There’s not much we can do about the seasons, but there are some things we can try to reduce the likelihood of mouth discomfort when the temperature drops.
During winter when colds and flu peak, and blocked noses are a common symptom, mouth breathing speeds up dehydration. It’s important to stay well hydrated at any time, but particularly when our immune system is working overtime and fighting off, or dealing with an infection. Keeping the lips and mucous membranes in the mouth moist, helps to support recovery, prevent tissues from becoming dehydrated and teeth from becoming sensitive. Drinking sips of water frequently also helps to maintain saliva flow which is protective against developing tooth decay.
Use a lip balm, preferably with a SPF (sun protection factor) to protect your lips from drying and chapping. If you’re prone to cold sores, keeping your lips hydrated will help to reduce the risk of activating the herpes virus and a cold sore developing. Care well for the delicate skin on your lips and avoid them becoming rough and dry. Lock the moisture in and keep lip balm close and handy in your desk, pocket or bag.
If your immunity is lowered because of having a cold or the flu, your oral hygiene will need special attention. Bacteria quickly multiply in the warm, moist area of the mouth, and feed on food particles left on the teeth and gums. Frequent snacking and winter ‘comfort eating’ often leads to changes in the acid level of the mouth which increases the risk of decay.

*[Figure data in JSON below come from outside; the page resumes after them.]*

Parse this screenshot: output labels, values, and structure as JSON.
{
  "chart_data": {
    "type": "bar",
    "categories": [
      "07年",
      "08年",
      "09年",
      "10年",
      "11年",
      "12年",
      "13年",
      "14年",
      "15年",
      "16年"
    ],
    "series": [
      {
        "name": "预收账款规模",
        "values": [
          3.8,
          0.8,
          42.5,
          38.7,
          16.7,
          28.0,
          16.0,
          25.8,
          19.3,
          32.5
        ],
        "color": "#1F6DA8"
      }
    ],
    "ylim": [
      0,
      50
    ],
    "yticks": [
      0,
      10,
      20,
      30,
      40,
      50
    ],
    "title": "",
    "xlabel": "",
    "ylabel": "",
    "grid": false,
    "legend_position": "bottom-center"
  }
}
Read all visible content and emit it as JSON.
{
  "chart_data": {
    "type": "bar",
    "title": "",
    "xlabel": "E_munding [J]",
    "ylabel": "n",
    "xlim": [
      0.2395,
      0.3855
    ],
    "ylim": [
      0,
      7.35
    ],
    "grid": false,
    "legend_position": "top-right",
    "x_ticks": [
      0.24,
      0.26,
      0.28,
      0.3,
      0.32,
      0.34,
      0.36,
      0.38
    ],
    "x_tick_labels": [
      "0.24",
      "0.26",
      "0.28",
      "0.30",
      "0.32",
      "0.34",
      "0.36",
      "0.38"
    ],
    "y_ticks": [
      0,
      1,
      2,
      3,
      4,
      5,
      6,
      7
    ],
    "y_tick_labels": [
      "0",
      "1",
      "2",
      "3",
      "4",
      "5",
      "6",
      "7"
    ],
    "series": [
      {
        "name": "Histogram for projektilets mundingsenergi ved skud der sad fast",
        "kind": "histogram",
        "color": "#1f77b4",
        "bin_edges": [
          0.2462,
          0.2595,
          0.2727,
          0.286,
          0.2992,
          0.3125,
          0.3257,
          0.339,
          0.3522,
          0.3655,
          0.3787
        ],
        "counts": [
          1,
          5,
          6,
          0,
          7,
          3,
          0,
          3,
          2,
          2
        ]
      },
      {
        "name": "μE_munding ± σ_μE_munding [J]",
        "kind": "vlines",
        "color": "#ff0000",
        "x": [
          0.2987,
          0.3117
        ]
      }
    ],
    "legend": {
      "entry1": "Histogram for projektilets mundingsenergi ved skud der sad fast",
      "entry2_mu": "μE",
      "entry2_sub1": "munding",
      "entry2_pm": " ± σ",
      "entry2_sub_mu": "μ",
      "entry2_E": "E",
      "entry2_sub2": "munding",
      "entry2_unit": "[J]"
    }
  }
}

At the end of a long day when your warm bed is calling you, it may be tempting to rush your flossing and brushing routine. But it’s worth investing just a couple of minutes into your oral hygiene habits, especially before going to bed when saliva flow slows and there’s less protective ‘buffering’ on the teeth. Use a timer if you’re prone to rushing- around two minutes is the ideal brushing time.
Use a desensitising toothpaste if you’re prone to sensitive teeth. These contain compounds which help to cover and heal the patches on the teeth where the protective outer layer has worn away, or is missing. Follow your dentist’s advise about what product is right for you.